12 April 2008

Al Gore is Back

Wouldn't it have been nice to have had a reasonable human being with actual knowledge of the world around us as president these last seven years?



The presentation's a little rough (as Gore acknowledges at the beginning), but overall he's got a good message here -- we need to see climate change as our opportunity to do good in the world, not as some imposition on our liberties by a bunch of tree-hugging hippies. I personally think some of the imagery here was a bit off-message, like the time-lapse footage of development in Bolivia with the sound of chainsaws -- it seems like we're making a false dichotomy between economic development and environmentalism, which is clearly not the case, and plays into the hands of the global warming denialists. And that was clearly a focus of this presentation: that economic development and combating the climate problem can go hand-in-hand, i.e. through development of better energy sources and the like. I would have liked to see a bit more emphasis on things like nuclear energy -- I don't see how we're going to get out of this mess without some kind of investment in newer, cleaner, nuclear technologies.

But overall those are just quibbles. This is a wonderful speech, one made by a man who only seems to become more compelling as the years go past. One of my favorite moments in the speech was when he made the explicit comparison to the money spent on the Iraq War versus climate change, which I was thinking of earlier this morning before even watching this video. Libertarian blowhards like Bjorn Lomborg harp on about the economic costs of dealing with climate change, but where was that kind of sober analysis before we decided to spend three trillion dollars plus on a nonsensical war with a country that didn't threaten us in a nonexistent "global war on terror?" Surely if the lives of people around the world are subject to an economic cost/benefit analysis with regard to climate change, we should be able to make a similar analysis with regards to killing lots of brown people for no reason.

Of course, in the short-term sense it's easier for people to see that fighting climate change costs more money than the war, because the large firms that make the weapons and other technology that is used in Iraq get to make money by billing it to the government, which then passes the bill to future generations. What that means is that to pay for the war we're shortchanging our future infrastructure development (one of the things that government is unquestionably good at -- driven on an Interstate or used the internet lately?), whereas by battling climate change and investing in better technology and cleaner energy we'll be helping to build infrastructure on which our economy will rest for decades to come. Seems like a no-brainer to me.

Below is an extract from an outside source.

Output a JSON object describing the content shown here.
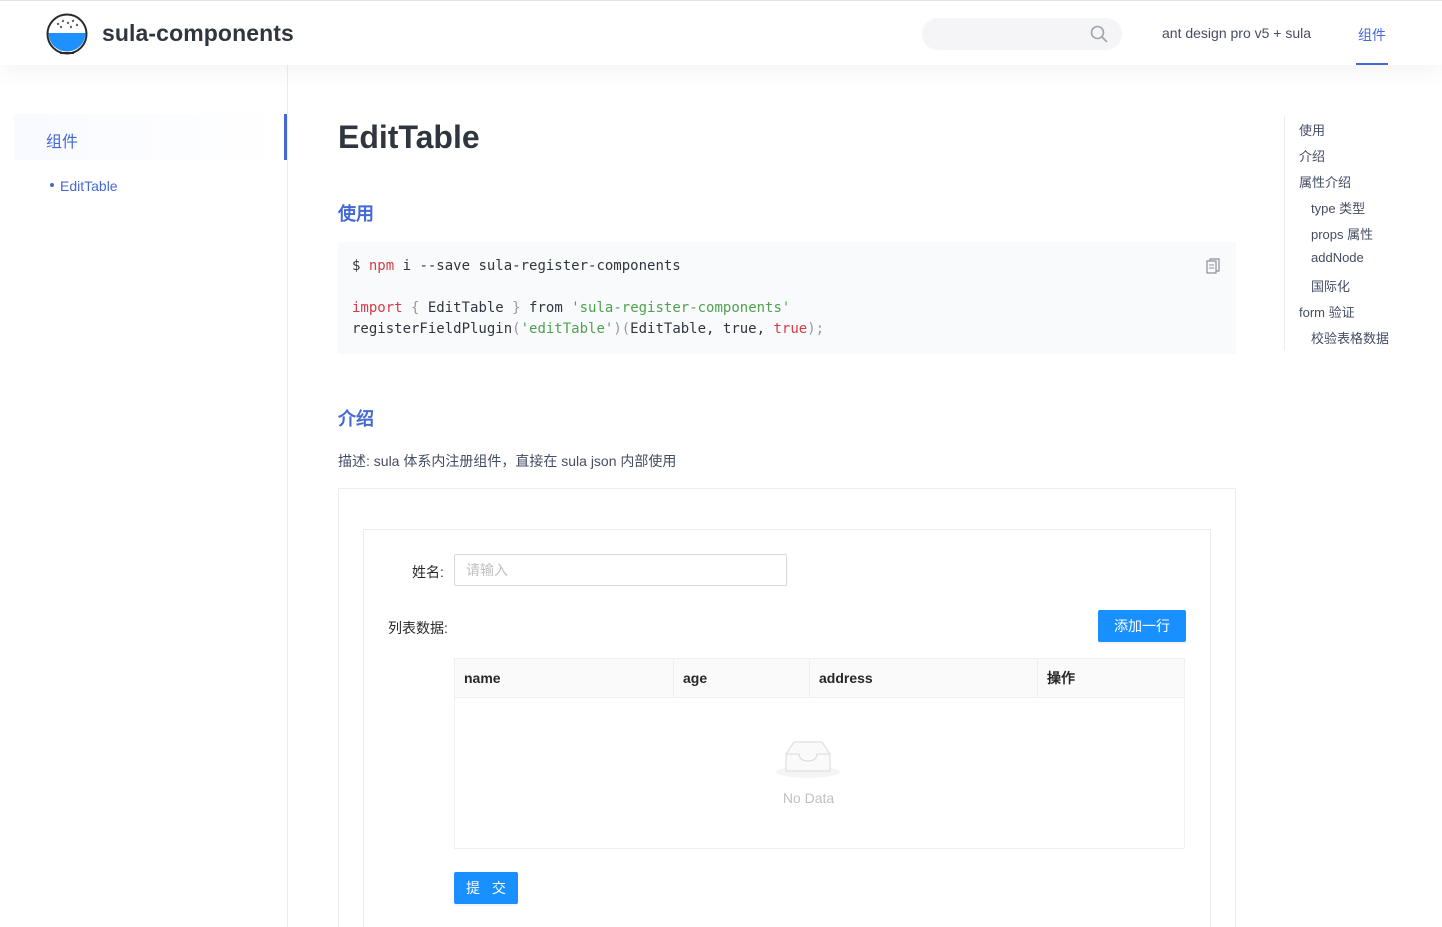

Gore is also smart to separate the personal sacrifices that people make (i.e. using cleaner light bulbs) with the kinds of regulatory and social action that combats the larger problems of climate change. One of the problems of the modern-day environmental movement is a lack of perspective, i.e. the actions of a single person in recycling bottles or using cloth shopping bags instead of plastic really doesn't help much in dealing with global pollution, and tars the whole movement with a kind of nannyish scolding attitude towards people at large. Focusing on the future of development, on better technology that paves the road for the rest of the 21st century and beyond rather than browbeating people for personal choices that ultimately are much smaller in scope is a much better direction, and I'm glad that's the way Gore is framing this issue.

Ultimately, conservation isn't about making due with less, it's about doing what you do now more efficiently. When that's the image of conservation that's in people's heads, when that's the way people see environmental movements and regulations, the population will be a lot more supportive of the movement. What's more important, keeping a few bottles out of landfills or making sure the global infrastructure of the developed world isn't ravaged by climate change?